Muscovy ducks and red-eared slider turtles dominated the Shadow Bend pond. By mid-August activity had slowed to complacent. As I approached, the chorus indicated change. I rounded the curve on the bike path and there, in a medley of duck tunes were at least fifty black-bellied whistlers. They stretched across the water, shore to shore, trumpeting their news. The side-lined muscovies seemed to enjoy the break in their tedious summer routine.

The next day the whistlers were gone . . . except for one pair of adults with about a dozen chicks.

Not good, I thought. It’s too late in the season for newborn ducks.

          Synchronous seasonal compliance is the way, the natural order of things, the unwritten set of rules meant to be followed without question or compromise. The whistlers ignored what should have been ‘second nature:’ as if the ‘first nature’ is easily understood.

Days later the number of chicks was down to seven. I counted the survivors as the parents corralled their babies at the weedy edge of the water.

The pond has secluded spots, so I did not see the whistler family every day. But the next time they were in view, the chick count was down to five. I also witnessed several turtles waiting just a few feet away from the shore.

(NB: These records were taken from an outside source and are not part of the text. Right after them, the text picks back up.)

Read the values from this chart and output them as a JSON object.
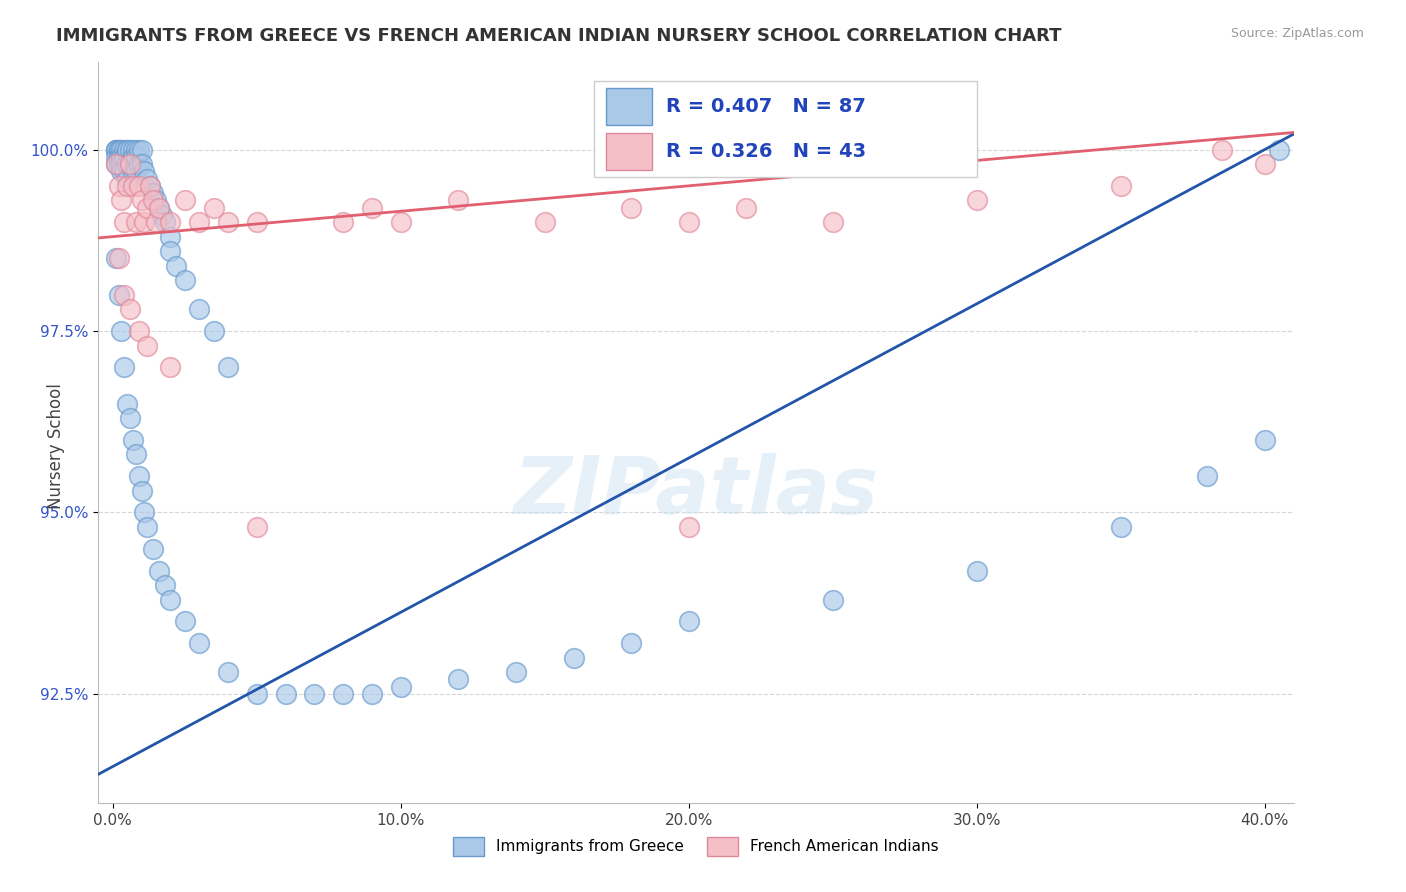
{
  "title": "IMMIGRANTS FROM GREECE VS FRENCH AMERICAN INDIAN NURSERY SCHOOL CORRELATION CHART",
  "source": "Source: ZipAtlas.com",
  "xlabel_vals": [
    0.0,
    10.0,
    20.0,
    30.0,
    40.0
  ],
  "ylabel_vals": [
    92.5,
    95.0,
    97.5,
    100.0
  ],
  "xlim": [
    -0.5,
    41.0
  ],
  "ylim": [
    91.0,
    101.2
  ],
  "ylabel": "Nursery School",
  "series1_label": "Immigrants from Greece",
  "series1_color": "#aac8e8",
  "series1_edge": "#6699cc",
  "series1_line_color": "#2255aa",
  "series1_R": 0.407,
  "series1_N": 87,
  "series2_label": "French American Indians",
  "series2_color": "#f5bfc8",
  "series2_edge": "#e08898",
  "series2_line_color": "#e06070",
  "series2_R": 0.326,
  "series2_N": 43,
  "watermark": "ZIPatlas",
  "background_color": "#ffffff",
  "grid_color": "#cccccc",
  "scatter1_x": [
    0.1,
    0.1,
    0.1,
    0.1,
    0.1,
    0.2,
    0.2,
    0.2,
    0.2,
    0.3,
    0.3,
    0.3,
    0.3,
    0.4,
    0.4,
    0.4,
    0.5,
    0.5,
    0.5,
    0.5,
    0.6,
    0.6,
    0.7,
    0.7,
    0.7,
    0.8,
    0.8,
    0.8,
    0.9,
    0.9,
    1.0,
    1.0,
    1.1,
    1.2,
    1.3,
    1.4,
    1.5,
    1.6,
    1.7,
    1.8,
    2.0,
    2.0,
    2.2,
    2.5,
    3.0,
    3.5,
    4.0,
    0.1,
    0.2,
    0.3,
    0.4,
    0.5,
    0.6,
    0.7,
    0.8,
    0.9,
    1.0,
    1.1,
    1.2,
    1.4,
    1.6,
    1.8,
    2.0,
    2.5,
    3.0,
    4.0,
    5.0,
    6.0,
    7.0,
    8.0,
    9.0,
    10.0,
    12.0,
    14.0,
    16.0,
    18.0,
    20.0,
    25.0,
    30.0,
    35.0,
    38.0,
    40.0,
    40.5
  ],
  "scatter1_y": [
    100.0,
    100.0,
    100.0,
    99.9,
    99.8,
    100.0,
    100.0,
    99.9,
    99.8,
    100.0,
    99.9,
    99.8,
    99.7,
    100.0,
    99.9,
    99.7,
    100.0,
    100.0,
    99.8,
    99.6,
    100.0,
    99.8,
    100.0,
    99.9,
    99.7,
    100.0,
    99.9,
    99.7,
    100.0,
    99.8,
    100.0,
    99.8,
    99.7,
    99.6,
    99.5,
    99.4,
    99.3,
    99.2,
    99.1,
    99.0,
    98.8,
    98.6,
    98.4,
    98.2,
    97.8,
    97.5,
    97.0,
    98.5,
    98.0,
    97.5,
    97.0,
    96.5,
    96.3,
    96.0,
    95.8,
    95.5,
    95.3,
    95.0,
    94.8,
    94.5,
    94.2,
    94.0,
    93.8,
    93.5,
    93.2,
    92.8,
    92.5,
    92.5,
    92.5,
    92.5,
    92.5,
    92.6,
    92.7,
    92.8,
    93.0,
    93.2,
    93.5,
    93.8,
    94.2,
    94.8,
    95.5,
    96.0,
    100.0
  ],
  "scatter2_x": [
    0.1,
    0.2,
    0.3,
    0.4,
    0.5,
    0.6,
    0.7,
    0.8,
    0.9,
    1.0,
    1.1,
    1.2,
    1.3,
    1.4,
    1.5,
    1.6,
    2.0,
    2.5,
    3.0,
    3.5,
    4.0,
    5.0,
    8.0,
    9.0,
    10.0,
    12.0,
    15.0,
    18.0,
    20.0,
    22.0,
    25.0,
    30.0,
    35.0,
    38.5,
    40.0,
    0.2,
    0.4,
    0.6,
    0.9,
    1.2,
    2.0,
    5.0,
    20.0
  ],
  "scatter2_y": [
    99.8,
    99.5,
    99.3,
    99.0,
    99.5,
    99.8,
    99.5,
    99.0,
    99.5,
    99.3,
    99.0,
    99.2,
    99.5,
    99.3,
    99.0,
    99.2,
    99.0,
    99.3,
    99.0,
    99.2,
    99.0,
    99.0,
    99.0,
    99.2,
    99.0,
    99.3,
    99.0,
    99.2,
    99.0,
    99.2,
    99.0,
    99.3,
    99.5,
    100.0,
    99.8,
    98.5,
    98.0,
    97.8,
    97.5,
    97.3,
    97.0,
    94.8,
    94.8
  ]
}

Mother Nature can be a cruel judge of foolishness. As an observer of absolutely adorable polk-a-dot whistler chicks scooting through the blades of grass, I rationalized the purpose of natural processes. Academically, I accepted the eminent reality. Emotionally, I wanted to interfere; to change the outcome and chase the red-eared sliders into the brush where they could not maneuver so easily toward their next meal.

“Mother’s creatures. You’re part of the system. Pay attention,” I shouted. No one listened.

Still more days passed until the next time I noticed the whistlers. There were only three chicks left. The August heat and red-eared sliders had all but wiped out the family. The obvious saddened me.

Less than a week later I came upon the pond with anticipation. I hoped for good news, but feared nature’s reality. There was only one baby left. I stopped running to be sure of the count. The single tiny chick stayed in the safety zone between its parents.

“Maybe it will survive,” I said out loud, as if to force the ducks and turtles toward different rules in the hope that the black-bellied whistling ducks could somehow beat Mother Nature’s unforgivable ways. “Let the baby win.”

Today, one month after their blessed event, the parent whistlers stood alone at the water’s edge.

“Nature. First, last and always,” said Mother.